派遣労働者については、次のいずれかを確保することを義務化します。
(1)派遣先の労働者との均等・均衡待遇
(2)一定の要件※ を満たす労使協定による待遇
※同種の業務に従事する一般労働者の平均的な賃金と比べ、派遣労働者の賃金が同等以上であることなど。

② 労働者に対する待遇に関する説明義務の強化

非正規雇用労働者は、「正社員との待遇差の内容や理由」など、自身の待遇について事業主に説明を求めることができるようになります。事業主は、非正規雇用労働者から求めがあった場合は、説明をしなければなりません。

③ 行政による事業主への助言・指導等や裁判外紛争解決手続(行政ADR※)の規定の整備

都道府県労働局において、無料・非公開の紛争解決手続きを行います。「均衡待遇」や「待遇差の内容・理由に関する説明」についても、行政ADRの対象となります。
※行政ADR:事業主と労働者との間の紛争を、裁判をせずに解決する手続きのことをいいます。

出典:厚生労働省 同一労働同一賃金 https://www.mhlw.go.jp/hatarakikata/same.html

同一労働同一賃金が求められる背景

日本の雇用の現状

現状の日本の雇用は、非正規雇用労働者に不利な労働条件です。
同じ仕事をしても非正規雇用労働者は正社員より低賃金で働いているというケースがあったり、給与格差が非常に大きなものとなっています。
国税庁「平成30年分民間給与実態統計調査結果について」によると、平均給与は正社員504万円、非正規社員179万円と、正規と非正規の差は325万円、約2.8倍と大きな開きがあります。

また、非正規社員には、正規社員と比べ能力アップの機会が少なくキャリア形成が困難であるといわれています。
非正規雇用は同じ会社での長期的な就業が不透明であり、非正規に対する教育・育成制度が整備されていないことが多いため、次のステップに挑戦しにくい、企業からも期待されていない環境にあるといえます。
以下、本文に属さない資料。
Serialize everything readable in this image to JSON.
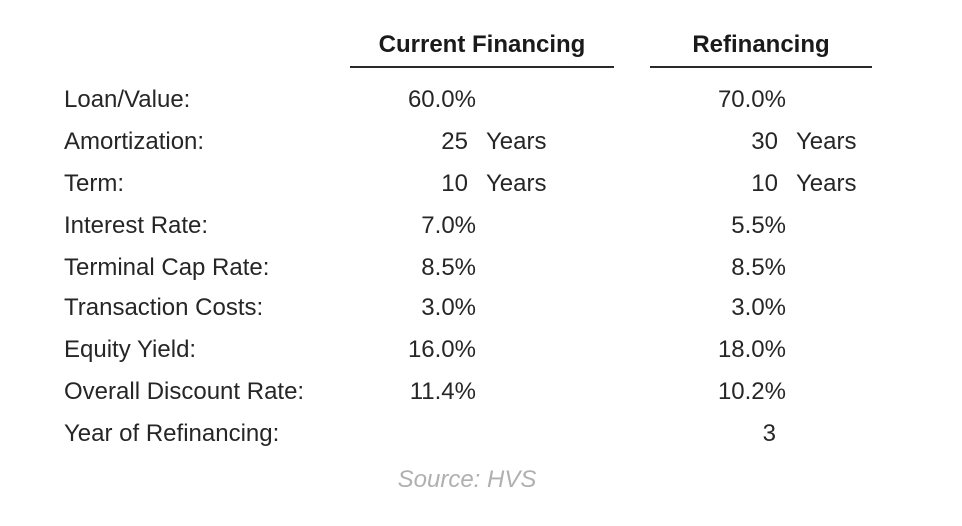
{
  "headers": {
    "current": "Current Financing",
    "refinancing": "Refinancing"
  },
  "rows": {
    "loan_value": {
      "label": "Loan/Value:",
      "current": "60.0%",
      "refinancing": "70.0%"
    },
    "amortization": {
      "label": "Amortization:",
      "current": "25",
      "current_unit": "Years",
      "refinancing": "30",
      "refinancing_unit": "Years"
    },
    "term": {
      "label": "Term:",
      "current": "10",
      "current_unit": "Years",
      "refinancing": "10",
      "refinancing_unit": "Years"
    },
    "interest_rate": {
      "label": "Interest Rate:",
      "current": "7.0%",
      "refinancing": "5.5%"
    },
    "terminal_cap": {
      "label": "Terminal Cap Rate:",
      "current": "8.5%",
      "refinancing": "8.5%"
    },
    "transaction": {
      "label": "Transaction Costs:",
      "current": "3.0%",
      "refinancing": "3.0%"
    },
    "equity_yield": {
      "label": "Equity Yield:",
      "current": "16.0%",
      "refinancing": "18.0%"
    },
    "discount_rate": {
      "label": "Overall Discount Rate:",
      "current": "11.4%",
      "refinancing": "10.2%"
    },
    "refi_year": {
      "label": "Year of Refinancing:",
      "current": "",
      "refinancing": "3"
    }
  },
  "source": "Source: HVS"
}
参考:国税庁平成30年分民間給与実態統計調査結果について https://www.nta.go.jp/information/release/kokuzeicho/2019/minkan/index.htm

海外との比較

・EU諸国
EU諸国では、「EU指令」によりフルタイム社員とパートタイム社員が同じ仕事をしている場合、同じ賃金を支払う「均等待遇」が義務付けられています。 また、産業別労使関係が基本となり、産業別労働協約で職種・技術グレードに応じた賃金率が決定され、正規労働者・非正規労働者を問わず適用されています。

・欧米
欧米では、主に職務ごとに賃金が定められた「職種別労働市場」であり、同一の職種に対する賃金相場が企業の枠は関係なく形成されています。 また、近年マサチューセッツ州で施行された『平等賃金制定法』では、マサチューセッツ州の雇用主に対して、性別に関係なく「同等の仕事」には同一賃金を支払う義務を課しています。さらに雇用主が採用候補者の賃金について質問することを禁じています。

日本の法制度の整備状況

日本の労働市場は、「企業別労働市場」です。
労働組合も企業ごとに存在する「企業別労働組合」のため、類似の職務であっても企業内部の正規労働者と外部の非正規労働者、あるいは大企業・中小企業の正規労働者間などで、賃金格差が生じやすいのが現状です。
欧州や欧米で主流となっている企業の垣根を超え、職種ごとに賃金が決定されている「職種別労働市場」と日本の「企業別労働市場」、この点が海外と日本の一番の違いといえるでしょう。
また、日本の正規労働者は、職務内容や責任の範囲が曖昧な場合が多く会社都合による異動も多いため、会社の都合により幅広い部署や仕事内容に対応できる働き方が求められます。
賃金も職務遂行能力や勤続年数を基準とした職能給が多く適用されています。

事業主に必要な対応

実際の対応事例

1) 労働者の雇用形態を確認
法の対象となる労働者がいるのかを確認する為に、全労働者の雇用形態を確認します。

2) 待遇状況を確認
対象となる労働者の賃金(賞与・手当を含む)や福利厚生などの待遇について、差が無いかを確認します。

3) 待遇差がある場合は理由の確認と説明
確認した結果、労働者の間に不合理な待遇差があった場合は、なぜ待遇に差が設けられているのか理由を確認し、対象者に説明をします。
事業主は、労働者の待遇の内容や待遇の決定に際して考慮した事項、正社員との待遇差の内容やその理由について、労働者から説明を求められた場合には労働者に説明をすることが義務付けられます。

4) 改善計画を立て、早期改善を目指して取り組む
労働者の間に不合理な待遇差があった場合、正規労働者と非正規労働者双方の意見も聞きながら、就業規則や賃金規定を見直し、早期改善を目指して取り組む必要があります。